Repeat this inc every 3rd rnd until there are 9 sts above the first k rib. Don’t count the two p sts. Continue even in patterns until thumb gore is 2.75 in. long, measured along its middle. End with p rnd.
3. Take off thumb. Put 11 sts (including p sts on both sides) on a holder. Cast on 10 sts over the gap. (If using Green Mountain Green shaded yarn, k 4 rnds in pattern above thumb hole, then break yarn and knit thumb, so that it will match the shading of the hand. After knitting thumb, Pull out 3 rnds of hand sts, and alternate rnds of raveled out yarn and fresh yarn to blend the shading.) K even in pattern until mitten is 4.25 ins, or 13 p ridges, above thumb hole. Stop after p rnd and redistribute sts on needles: 7/7/8 ribs, each needle ending with a p st.
4. Dec in the next rnd (first k 2, p 1 rnd): Beginning of needle: SSK 2 tog (leans to left). End of needle, k 1, k 2 tog (leans to right), p 1, thus not affecting the last st of any needle. Dec this way every 3rd rnd, always the rnd after the p rnd, while continuing pattern, until about 21 sts remain (= total 19 to 20 p ridges). After p rnd, change to stockinette and (k 2 tog, k 2) around. K 1 rnd even. (K 2 together, k 1) around. K 1 rnd even. Break yarn with a 6-inch tail and draw up remaining sts.
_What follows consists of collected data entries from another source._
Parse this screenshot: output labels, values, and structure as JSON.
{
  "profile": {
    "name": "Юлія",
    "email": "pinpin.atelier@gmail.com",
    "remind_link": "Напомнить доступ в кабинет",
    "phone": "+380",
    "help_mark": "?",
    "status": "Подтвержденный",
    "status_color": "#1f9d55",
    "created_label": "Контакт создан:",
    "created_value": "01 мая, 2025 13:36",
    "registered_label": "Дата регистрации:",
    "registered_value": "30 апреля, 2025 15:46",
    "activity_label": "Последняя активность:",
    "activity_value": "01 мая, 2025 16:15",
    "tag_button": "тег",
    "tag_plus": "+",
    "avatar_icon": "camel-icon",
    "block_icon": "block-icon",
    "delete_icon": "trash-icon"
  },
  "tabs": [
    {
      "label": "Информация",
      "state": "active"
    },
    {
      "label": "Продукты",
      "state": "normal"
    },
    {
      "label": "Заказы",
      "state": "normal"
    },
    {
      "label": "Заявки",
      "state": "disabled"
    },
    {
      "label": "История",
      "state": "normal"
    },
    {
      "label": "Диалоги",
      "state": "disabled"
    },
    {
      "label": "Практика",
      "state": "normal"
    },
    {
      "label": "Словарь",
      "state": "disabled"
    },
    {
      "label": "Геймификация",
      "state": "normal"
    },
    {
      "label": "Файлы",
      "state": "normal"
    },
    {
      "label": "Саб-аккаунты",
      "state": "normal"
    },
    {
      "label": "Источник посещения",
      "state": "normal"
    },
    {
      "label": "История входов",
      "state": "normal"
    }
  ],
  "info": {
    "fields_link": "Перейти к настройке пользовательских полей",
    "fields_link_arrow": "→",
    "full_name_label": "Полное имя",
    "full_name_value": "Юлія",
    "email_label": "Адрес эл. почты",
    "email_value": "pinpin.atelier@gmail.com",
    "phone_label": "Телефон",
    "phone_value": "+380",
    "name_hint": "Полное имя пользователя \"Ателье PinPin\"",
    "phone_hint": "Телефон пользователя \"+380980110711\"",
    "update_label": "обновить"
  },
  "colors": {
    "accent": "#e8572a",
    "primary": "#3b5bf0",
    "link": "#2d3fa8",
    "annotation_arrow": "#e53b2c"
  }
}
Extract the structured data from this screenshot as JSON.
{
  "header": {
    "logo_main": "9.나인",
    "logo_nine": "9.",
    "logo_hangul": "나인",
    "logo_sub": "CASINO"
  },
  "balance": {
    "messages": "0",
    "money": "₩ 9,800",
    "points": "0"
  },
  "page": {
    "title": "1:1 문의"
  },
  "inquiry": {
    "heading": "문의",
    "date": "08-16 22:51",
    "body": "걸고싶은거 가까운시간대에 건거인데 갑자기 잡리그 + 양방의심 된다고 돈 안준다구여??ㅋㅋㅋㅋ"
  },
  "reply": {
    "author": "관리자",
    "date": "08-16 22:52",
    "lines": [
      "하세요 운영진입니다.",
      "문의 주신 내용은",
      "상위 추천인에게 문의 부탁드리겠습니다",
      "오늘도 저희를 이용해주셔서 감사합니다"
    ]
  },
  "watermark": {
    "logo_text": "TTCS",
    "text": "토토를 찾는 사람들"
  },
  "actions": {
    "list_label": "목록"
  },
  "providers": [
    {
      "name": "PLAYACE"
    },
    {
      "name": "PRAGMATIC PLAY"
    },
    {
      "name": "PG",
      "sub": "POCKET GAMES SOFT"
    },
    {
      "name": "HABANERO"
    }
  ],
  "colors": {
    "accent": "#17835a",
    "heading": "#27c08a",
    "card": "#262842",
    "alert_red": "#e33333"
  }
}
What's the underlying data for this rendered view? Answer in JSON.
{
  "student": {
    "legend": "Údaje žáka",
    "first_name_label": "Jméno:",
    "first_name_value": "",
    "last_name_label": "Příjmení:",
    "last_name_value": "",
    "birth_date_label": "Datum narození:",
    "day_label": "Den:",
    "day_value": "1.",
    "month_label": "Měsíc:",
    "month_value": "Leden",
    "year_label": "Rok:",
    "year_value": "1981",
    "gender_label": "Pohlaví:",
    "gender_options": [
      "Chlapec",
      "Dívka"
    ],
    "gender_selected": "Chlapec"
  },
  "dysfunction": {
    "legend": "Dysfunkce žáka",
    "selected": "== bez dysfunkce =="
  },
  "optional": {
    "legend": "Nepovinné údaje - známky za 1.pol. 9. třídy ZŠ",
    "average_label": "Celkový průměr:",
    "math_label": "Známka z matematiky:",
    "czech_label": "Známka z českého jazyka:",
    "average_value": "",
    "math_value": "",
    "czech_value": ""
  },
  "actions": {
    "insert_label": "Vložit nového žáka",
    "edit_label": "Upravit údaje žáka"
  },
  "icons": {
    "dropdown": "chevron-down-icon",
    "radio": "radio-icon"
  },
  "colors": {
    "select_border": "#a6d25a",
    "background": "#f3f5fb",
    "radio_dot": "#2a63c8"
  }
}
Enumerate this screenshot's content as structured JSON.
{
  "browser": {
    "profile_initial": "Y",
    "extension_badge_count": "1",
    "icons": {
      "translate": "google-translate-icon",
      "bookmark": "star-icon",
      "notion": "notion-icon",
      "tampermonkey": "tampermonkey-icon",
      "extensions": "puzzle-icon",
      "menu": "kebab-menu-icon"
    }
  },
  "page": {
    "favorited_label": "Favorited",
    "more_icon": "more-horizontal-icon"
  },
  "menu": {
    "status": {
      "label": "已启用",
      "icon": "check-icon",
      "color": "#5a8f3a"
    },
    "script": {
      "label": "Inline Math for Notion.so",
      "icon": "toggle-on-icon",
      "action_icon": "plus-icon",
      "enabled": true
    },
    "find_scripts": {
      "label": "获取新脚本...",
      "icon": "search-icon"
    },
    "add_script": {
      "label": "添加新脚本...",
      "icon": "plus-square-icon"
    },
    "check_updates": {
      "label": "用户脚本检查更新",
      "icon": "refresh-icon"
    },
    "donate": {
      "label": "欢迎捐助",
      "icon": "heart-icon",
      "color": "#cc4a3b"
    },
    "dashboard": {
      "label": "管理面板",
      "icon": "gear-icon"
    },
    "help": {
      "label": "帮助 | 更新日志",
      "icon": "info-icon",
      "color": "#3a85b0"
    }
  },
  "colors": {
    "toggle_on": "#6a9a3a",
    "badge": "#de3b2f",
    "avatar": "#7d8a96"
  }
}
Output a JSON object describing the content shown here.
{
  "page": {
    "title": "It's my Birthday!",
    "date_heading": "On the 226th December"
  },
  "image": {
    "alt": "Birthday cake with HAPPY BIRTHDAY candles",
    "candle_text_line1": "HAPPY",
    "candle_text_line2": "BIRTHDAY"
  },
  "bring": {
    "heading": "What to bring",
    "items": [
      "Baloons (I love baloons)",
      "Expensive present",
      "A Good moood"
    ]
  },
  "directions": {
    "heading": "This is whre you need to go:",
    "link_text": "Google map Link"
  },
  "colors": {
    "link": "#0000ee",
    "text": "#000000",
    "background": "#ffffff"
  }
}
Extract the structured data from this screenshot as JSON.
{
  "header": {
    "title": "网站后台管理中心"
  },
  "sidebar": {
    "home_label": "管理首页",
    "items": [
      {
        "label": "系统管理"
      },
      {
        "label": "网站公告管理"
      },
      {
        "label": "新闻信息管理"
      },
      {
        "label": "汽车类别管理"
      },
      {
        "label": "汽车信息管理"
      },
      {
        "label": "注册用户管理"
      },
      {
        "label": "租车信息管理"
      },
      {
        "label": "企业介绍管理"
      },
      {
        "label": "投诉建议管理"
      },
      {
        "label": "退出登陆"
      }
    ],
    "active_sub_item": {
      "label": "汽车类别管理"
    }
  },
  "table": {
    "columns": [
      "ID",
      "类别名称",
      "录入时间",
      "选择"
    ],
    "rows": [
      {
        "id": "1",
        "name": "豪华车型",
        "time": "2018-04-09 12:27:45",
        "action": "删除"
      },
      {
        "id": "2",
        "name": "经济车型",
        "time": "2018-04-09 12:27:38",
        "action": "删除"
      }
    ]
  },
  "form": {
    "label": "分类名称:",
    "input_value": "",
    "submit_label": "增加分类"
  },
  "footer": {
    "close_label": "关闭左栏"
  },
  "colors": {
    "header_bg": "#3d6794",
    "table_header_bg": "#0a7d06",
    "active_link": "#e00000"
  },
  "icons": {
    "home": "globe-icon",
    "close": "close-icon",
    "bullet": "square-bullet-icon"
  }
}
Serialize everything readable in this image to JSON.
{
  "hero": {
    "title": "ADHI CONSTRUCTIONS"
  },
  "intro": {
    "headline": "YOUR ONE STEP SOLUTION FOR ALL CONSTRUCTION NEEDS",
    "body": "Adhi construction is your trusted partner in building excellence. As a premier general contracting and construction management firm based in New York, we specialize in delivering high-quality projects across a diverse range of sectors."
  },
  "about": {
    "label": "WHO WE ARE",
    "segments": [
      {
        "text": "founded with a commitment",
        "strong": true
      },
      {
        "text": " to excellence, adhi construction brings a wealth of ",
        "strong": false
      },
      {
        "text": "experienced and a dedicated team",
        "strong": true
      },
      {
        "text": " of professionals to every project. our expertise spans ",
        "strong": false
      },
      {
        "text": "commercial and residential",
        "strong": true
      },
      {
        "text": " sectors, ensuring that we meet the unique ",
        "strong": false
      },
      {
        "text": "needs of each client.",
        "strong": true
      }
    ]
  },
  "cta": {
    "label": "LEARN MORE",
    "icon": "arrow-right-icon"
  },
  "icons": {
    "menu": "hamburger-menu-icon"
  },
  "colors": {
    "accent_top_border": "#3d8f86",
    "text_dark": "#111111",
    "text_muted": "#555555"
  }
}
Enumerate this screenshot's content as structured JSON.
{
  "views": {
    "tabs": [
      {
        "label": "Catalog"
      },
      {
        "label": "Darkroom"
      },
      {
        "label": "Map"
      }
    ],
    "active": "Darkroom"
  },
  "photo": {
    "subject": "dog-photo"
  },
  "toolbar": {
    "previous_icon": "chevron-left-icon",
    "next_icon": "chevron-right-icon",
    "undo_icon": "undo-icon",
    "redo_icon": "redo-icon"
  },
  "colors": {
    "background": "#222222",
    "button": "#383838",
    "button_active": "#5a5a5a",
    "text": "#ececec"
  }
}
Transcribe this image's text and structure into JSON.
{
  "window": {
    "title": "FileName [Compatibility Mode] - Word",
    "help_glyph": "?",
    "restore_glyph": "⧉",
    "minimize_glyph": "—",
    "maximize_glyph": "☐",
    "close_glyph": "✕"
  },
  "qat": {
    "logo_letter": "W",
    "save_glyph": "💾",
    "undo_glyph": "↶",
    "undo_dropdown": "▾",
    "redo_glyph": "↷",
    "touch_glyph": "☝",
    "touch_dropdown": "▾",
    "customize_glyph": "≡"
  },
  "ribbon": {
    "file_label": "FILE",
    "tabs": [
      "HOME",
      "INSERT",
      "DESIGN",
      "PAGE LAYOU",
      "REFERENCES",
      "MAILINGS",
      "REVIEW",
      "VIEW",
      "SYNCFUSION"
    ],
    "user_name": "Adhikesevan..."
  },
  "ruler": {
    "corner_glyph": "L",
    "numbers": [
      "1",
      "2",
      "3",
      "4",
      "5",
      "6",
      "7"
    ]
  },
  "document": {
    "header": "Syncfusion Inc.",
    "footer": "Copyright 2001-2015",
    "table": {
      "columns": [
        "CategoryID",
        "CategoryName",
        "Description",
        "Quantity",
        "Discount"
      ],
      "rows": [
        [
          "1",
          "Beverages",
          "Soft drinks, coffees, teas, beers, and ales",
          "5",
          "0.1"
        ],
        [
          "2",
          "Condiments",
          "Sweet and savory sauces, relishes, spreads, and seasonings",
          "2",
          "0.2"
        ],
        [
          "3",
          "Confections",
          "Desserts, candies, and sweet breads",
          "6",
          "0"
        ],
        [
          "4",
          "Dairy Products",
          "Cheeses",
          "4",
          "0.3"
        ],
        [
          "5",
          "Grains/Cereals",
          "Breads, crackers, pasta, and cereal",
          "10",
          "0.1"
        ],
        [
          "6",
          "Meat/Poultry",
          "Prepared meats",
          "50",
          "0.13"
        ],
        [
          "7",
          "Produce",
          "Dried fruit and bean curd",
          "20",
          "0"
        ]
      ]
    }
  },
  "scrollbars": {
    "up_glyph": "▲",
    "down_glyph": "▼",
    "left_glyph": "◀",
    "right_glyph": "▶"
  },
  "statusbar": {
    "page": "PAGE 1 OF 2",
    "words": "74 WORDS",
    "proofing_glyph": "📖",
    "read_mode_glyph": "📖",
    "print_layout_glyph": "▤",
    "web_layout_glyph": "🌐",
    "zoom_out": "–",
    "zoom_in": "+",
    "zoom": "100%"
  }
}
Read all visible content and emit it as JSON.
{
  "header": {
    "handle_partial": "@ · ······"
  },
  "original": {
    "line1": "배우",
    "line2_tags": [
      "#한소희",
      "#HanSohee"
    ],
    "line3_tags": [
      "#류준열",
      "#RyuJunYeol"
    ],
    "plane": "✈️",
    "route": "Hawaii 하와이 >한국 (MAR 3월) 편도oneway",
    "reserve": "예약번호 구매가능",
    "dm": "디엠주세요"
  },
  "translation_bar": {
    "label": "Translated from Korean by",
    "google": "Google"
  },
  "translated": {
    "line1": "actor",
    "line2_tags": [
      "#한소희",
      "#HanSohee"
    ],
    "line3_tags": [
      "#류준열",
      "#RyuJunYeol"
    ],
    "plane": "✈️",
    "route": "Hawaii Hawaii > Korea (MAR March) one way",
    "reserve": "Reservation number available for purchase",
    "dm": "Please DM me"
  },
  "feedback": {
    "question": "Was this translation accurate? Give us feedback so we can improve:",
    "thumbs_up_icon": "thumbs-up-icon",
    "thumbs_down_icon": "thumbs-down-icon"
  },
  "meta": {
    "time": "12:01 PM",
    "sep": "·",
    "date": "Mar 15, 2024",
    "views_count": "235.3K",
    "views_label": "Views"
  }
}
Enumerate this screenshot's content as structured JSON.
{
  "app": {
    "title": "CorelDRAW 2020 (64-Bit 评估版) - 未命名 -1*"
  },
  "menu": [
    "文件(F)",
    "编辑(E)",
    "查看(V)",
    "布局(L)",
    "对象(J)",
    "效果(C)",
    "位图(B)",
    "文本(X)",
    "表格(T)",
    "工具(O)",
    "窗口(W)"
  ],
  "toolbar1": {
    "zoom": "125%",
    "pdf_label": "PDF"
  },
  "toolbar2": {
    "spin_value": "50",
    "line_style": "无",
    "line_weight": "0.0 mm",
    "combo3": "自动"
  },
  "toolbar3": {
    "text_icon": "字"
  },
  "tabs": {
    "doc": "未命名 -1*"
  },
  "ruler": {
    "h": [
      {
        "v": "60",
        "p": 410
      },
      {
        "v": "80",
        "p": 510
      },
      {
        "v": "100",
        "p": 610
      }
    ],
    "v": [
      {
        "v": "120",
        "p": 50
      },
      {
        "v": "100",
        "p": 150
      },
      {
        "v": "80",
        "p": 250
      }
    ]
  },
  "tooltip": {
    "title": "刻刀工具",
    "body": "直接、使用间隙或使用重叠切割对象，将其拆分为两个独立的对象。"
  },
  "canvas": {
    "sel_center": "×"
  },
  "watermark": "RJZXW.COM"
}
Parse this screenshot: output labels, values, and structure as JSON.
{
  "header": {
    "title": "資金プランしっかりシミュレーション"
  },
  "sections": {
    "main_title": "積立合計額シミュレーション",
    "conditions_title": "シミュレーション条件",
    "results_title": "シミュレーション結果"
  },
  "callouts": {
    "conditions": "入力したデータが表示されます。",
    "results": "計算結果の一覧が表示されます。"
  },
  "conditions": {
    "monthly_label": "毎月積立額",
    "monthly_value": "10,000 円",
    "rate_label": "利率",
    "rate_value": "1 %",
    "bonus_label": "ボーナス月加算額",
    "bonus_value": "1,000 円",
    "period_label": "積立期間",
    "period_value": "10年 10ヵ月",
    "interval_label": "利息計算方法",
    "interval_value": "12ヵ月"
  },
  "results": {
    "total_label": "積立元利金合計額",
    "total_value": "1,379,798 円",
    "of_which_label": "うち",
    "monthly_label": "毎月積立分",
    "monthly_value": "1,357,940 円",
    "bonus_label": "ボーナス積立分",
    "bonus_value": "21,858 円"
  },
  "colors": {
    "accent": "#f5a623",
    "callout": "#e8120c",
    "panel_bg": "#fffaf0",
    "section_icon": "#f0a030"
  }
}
5. Thumb. On 3 needles, pick up 10 sts at top of thumb hole, 11 sts from holder, and 2 sts in each corner = 23 sts. K even in stockinette until thumb is 2.25 ins long or to the tip of the thumbnail, then dec sharply: K 2 together, k 2 around. K 1 rnd even, then (k 2 together, k 1) around until 7-8 sts remain. K 1 rnd even.
Check length and width with those given on the chart for finished measurements. If you are satisfied, break yarn with a 6-inch tail, and, using a yarn needle, close the tip by pulling up the remaining sts on the tail firmly.
Make another identical mitten. This mitten can be worn on either hand. Finish both mittens. Lay each out with the thumb at center of palm. Tada! Lithuanian mitten, made in America (or wherever you live).
Abbreviations. beg, beginning; CC, contrast color; dec, decrease; in, inch(es); inc(s), increases; k, knit; MC, main color; p, purl; rnd(s), round(s); SSK, slip, slip, knit; st(s), stitches; tog, together (K 2 together).
Tension: 7sts and 10 rnds= 1in. Equipment: 4 US No.1 double-pointed knitting needles. Large eyed yarn needle. Short length of waste yarn for st holder. Yarn: 240 yds MC/12 yds CC DK or light worsted weight (2/6) wool yarn. The sample was knitted in a medium weight wool yarn from Green Mountain Spinnery. Each mitten used an entire 120 yd. skein. Hand size: 8 in, 8.5 in around hand w/thumb tip. Mitten sizes: above cuff 8.25 in, thumb length 2.75 in, mitten width 4.25 in. Time to knit 1 pair: 10 hrs.